Simply put HD is more consumer friendly due to its less heavy-handed mechanism for reducing Fair Use. That simply cannot be argued or debated. It's a fact. Don't even waste your breath trying to convince me otherwise.
No it isn't, it's an opinion - one that I share, and other people hold other opinions. What it all boils down to is the more technical "facts" that many of the forum members are forgetting, facts like:
HD-DVD does not contain region coding, does not contain BD+ and doesn't force you to update your player. These are things that directly effect the consumer. There are many more that directly effect Slysoft, and consumers who break restrictions, these include:
BD can force players not to support BD+ on unencrypted discs. This is a huge problem for BD fans, one that cannot be ignored. It means transcoding into other formats will be more difficult, down-sizing will be more difficult, re-authoring will be more difficult - all these things are impossible at least in the short term.
As James mentioned, it's more difficult to remove PUO's, Jump straight to movie, etc on BD as it is on HD-DVD. This support may never be fully complete - or as good as it is for HD-DVD (James says it will never be so for BD).
People claimed that records are better quality then CD's - which is rubbish.
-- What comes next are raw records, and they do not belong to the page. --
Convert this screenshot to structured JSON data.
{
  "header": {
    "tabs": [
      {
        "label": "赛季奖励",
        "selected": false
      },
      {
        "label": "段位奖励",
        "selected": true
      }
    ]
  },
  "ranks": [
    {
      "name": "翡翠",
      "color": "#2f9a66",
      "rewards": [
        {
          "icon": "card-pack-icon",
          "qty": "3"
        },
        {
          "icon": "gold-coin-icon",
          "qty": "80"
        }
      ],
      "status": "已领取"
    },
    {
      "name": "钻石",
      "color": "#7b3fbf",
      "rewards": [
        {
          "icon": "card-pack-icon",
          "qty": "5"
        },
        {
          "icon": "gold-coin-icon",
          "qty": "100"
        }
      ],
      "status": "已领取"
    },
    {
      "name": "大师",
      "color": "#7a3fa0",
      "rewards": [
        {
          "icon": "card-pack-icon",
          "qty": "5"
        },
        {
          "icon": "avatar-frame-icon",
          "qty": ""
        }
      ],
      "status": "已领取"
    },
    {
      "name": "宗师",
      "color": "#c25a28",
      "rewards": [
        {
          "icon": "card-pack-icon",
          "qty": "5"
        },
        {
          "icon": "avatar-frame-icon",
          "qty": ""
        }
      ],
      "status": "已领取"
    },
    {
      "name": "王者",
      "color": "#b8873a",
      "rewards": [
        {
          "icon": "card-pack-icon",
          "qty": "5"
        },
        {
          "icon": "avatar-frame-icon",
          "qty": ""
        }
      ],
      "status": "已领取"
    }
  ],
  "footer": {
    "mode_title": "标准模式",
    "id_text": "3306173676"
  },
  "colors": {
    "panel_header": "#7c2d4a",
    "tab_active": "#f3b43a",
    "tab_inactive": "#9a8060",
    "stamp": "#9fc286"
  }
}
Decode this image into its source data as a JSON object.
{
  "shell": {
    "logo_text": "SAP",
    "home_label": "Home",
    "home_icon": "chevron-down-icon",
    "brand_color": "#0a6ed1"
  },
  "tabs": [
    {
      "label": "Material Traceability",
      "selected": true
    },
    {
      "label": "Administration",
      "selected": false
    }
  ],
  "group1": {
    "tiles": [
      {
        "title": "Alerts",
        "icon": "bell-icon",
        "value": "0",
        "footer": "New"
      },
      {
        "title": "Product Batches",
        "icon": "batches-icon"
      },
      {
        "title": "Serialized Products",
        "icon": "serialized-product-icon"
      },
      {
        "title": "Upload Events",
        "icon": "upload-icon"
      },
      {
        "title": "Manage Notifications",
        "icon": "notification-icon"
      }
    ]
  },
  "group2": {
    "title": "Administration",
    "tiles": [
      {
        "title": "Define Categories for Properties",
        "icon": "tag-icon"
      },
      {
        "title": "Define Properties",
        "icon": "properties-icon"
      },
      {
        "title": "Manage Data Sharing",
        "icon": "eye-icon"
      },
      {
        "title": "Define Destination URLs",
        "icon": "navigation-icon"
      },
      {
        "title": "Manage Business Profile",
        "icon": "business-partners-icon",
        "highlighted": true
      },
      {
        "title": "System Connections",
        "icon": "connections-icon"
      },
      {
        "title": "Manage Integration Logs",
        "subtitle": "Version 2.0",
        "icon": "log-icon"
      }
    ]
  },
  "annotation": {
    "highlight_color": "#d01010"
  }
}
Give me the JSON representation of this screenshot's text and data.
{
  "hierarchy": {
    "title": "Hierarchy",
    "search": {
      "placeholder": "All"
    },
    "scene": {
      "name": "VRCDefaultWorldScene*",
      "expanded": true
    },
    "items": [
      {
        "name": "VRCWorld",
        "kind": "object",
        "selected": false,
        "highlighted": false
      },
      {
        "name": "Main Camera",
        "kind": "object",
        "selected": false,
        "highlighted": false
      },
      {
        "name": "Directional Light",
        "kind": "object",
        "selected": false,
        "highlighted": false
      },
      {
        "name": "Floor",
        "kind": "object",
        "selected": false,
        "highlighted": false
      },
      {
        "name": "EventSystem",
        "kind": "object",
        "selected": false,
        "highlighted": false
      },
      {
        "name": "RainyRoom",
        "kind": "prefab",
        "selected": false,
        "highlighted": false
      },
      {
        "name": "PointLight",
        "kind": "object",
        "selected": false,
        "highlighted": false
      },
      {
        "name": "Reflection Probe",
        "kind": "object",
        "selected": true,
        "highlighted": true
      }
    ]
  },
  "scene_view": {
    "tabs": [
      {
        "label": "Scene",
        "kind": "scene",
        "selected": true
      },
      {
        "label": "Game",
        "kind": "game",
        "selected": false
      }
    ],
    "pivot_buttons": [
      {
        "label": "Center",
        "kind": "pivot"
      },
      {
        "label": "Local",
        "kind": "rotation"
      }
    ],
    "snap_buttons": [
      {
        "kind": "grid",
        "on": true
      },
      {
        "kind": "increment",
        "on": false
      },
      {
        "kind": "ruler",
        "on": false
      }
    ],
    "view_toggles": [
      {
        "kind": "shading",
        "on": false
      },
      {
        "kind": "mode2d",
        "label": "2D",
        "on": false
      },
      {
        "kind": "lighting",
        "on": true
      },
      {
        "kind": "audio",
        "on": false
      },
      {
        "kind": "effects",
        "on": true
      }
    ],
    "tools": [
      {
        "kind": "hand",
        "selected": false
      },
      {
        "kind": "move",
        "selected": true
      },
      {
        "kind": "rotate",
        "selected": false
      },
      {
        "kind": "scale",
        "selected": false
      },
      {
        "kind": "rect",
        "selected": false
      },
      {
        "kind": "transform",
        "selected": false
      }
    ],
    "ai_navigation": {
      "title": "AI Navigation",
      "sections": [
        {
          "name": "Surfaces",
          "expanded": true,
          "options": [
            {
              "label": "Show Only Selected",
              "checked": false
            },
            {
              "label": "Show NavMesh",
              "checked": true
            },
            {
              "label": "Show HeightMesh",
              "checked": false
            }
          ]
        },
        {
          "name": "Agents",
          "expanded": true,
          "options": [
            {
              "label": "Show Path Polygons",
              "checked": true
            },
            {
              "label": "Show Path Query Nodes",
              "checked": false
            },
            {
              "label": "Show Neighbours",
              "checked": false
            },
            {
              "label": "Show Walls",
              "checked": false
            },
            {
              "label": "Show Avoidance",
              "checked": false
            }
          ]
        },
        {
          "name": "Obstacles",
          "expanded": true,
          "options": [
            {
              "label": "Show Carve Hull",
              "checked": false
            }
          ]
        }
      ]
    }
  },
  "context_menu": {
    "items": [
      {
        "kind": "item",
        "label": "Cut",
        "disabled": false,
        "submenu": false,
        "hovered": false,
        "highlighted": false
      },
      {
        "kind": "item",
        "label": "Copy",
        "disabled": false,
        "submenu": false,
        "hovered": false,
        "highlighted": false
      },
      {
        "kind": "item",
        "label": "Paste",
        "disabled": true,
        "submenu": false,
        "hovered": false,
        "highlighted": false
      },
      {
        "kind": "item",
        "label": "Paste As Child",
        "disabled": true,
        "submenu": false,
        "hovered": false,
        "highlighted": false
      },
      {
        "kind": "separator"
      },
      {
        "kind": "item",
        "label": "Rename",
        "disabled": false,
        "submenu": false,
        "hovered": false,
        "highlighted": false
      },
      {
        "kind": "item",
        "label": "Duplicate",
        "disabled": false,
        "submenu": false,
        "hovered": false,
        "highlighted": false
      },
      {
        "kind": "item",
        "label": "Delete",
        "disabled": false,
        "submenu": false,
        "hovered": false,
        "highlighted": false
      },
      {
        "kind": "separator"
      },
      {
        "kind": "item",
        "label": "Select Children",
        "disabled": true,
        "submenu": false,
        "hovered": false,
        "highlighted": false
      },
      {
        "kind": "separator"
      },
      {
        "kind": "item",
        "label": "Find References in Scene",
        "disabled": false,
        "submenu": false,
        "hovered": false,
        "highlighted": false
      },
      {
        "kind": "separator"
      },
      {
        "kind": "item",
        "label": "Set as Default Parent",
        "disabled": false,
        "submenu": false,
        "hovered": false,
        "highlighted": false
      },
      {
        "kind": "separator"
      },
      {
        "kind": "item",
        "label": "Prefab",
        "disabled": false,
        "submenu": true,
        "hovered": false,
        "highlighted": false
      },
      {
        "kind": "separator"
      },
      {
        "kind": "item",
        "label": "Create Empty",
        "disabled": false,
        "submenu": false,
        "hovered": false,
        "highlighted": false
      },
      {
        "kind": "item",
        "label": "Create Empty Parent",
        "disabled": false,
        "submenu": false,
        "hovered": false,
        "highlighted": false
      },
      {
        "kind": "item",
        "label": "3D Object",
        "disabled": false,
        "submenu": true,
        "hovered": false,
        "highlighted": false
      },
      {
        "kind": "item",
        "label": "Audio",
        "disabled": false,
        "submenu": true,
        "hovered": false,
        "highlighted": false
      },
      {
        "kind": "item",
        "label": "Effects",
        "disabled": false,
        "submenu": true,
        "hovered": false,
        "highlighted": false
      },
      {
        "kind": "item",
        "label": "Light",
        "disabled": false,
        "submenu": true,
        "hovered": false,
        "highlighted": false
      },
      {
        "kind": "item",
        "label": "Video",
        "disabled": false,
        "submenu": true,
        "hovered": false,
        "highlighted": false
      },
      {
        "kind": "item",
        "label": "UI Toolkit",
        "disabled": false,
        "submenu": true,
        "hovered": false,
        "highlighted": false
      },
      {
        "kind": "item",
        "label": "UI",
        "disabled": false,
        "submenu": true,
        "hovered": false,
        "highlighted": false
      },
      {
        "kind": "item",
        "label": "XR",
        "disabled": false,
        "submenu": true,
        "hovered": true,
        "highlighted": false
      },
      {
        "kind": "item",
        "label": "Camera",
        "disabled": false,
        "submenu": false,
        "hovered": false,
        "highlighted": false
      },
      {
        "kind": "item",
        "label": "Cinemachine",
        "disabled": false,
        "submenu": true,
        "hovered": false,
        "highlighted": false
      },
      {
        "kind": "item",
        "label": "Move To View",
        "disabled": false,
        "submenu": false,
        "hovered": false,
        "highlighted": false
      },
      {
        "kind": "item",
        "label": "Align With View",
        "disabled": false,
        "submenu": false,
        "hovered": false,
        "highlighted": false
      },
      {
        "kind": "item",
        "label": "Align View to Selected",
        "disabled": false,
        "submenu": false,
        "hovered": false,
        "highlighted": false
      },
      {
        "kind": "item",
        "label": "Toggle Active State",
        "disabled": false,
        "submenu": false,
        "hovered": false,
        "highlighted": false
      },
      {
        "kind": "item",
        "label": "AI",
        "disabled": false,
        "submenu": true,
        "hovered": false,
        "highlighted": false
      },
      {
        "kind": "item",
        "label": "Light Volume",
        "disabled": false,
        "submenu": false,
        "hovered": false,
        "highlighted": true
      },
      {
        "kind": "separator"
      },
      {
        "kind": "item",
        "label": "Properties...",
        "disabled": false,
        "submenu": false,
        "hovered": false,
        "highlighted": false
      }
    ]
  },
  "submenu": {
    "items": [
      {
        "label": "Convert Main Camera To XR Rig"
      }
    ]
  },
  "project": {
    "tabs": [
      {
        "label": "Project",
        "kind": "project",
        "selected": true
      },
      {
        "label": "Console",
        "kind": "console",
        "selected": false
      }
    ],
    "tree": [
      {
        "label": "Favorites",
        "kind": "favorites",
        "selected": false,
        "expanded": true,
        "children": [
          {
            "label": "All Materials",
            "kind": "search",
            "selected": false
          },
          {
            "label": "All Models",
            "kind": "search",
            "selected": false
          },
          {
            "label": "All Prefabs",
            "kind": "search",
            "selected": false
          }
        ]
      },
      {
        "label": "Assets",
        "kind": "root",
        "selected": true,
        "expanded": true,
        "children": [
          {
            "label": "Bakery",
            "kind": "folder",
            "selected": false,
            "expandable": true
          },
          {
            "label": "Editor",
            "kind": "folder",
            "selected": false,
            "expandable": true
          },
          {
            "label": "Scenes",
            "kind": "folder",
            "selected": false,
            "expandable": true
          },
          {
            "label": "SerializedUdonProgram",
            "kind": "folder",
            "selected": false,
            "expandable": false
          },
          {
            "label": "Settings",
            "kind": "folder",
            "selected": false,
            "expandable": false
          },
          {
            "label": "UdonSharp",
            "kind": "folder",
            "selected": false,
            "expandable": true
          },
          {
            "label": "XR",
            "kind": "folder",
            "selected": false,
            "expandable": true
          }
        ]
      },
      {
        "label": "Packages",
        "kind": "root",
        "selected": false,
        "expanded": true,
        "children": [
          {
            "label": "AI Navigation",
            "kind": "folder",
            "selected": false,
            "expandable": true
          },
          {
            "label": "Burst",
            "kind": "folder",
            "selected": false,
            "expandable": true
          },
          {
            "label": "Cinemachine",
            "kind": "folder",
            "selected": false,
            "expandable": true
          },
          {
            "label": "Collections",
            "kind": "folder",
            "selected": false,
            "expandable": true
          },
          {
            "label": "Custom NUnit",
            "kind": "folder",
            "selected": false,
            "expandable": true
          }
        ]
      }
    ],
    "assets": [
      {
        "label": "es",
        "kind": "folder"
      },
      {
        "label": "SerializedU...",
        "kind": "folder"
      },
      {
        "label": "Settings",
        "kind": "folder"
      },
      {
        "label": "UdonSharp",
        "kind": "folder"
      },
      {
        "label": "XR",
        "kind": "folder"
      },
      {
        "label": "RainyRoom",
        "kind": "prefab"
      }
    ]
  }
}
Most of them accepted the technical superiority of CD's, but then claimed that records produce sounds more pleasing to the human ear - which is also rubbish.
In Hollywood there are directors claiming you can get better quality and higher detail filming on film then on digital - which is rubbish - and you have other directors claiming you can get better quality and higher detail filming in digital then on traditional film - which is also rubbish. You then have directors claiming film looks better on the big screen - which is rubbish, and directors claiming digital looks better, which is rubbish.
You had people claiming that LD was better quality when DVD was release (which was partially true at the time), and you have people who today still claim betamax was better quality then vhs - which was rubbish, is still rubbish, and was only ever "partially" true for short periods of time. Being the first to include stereo hifi sound, Sony claimed it was impossible to achieve on VHS - which was rubbish, and then took away that advantage beta had achieved.
People have claimed NTSC is better then PAL - which is rubbish. Most people don't know that the NTSC signal becomes corrupted when broadcast, whereas PAL is stable. People have claimed that non-pitch corrected PAL audio is noticeable - which is rubbish - whereas the "pulldown" system used by NTSC is of a far more noticeable quality. Hell people have claimed that buying a TV series that has been converted from the NTSC format to PAL is lower quality then the NTSC - which is also rubbish (and even more-so today when everything is shot in HD anyway). On high quality calibrated equipment the technical differences between PAL and NTSC is not noticeable. Hell if you're the 1 in 1000 that can't listen to non-optimised PAL (does it even exist today?) you could just lower the pitch by about 60 to 70 cents on your equipment, no one claims the difference isn't audible - it just isn't readily noticeable.
People are claiming quality is better on HD-DVD then on BD - which is rubbish. Other people are claiming quality is better on BD then HD-DVD - which is also rubbish. The things that matter are where the differences do lie - availability, price, player features, load times, can you import movies, copy/back-up movies, etc. In the meantime people will claim or say just about anything which holds no factual basis in reality.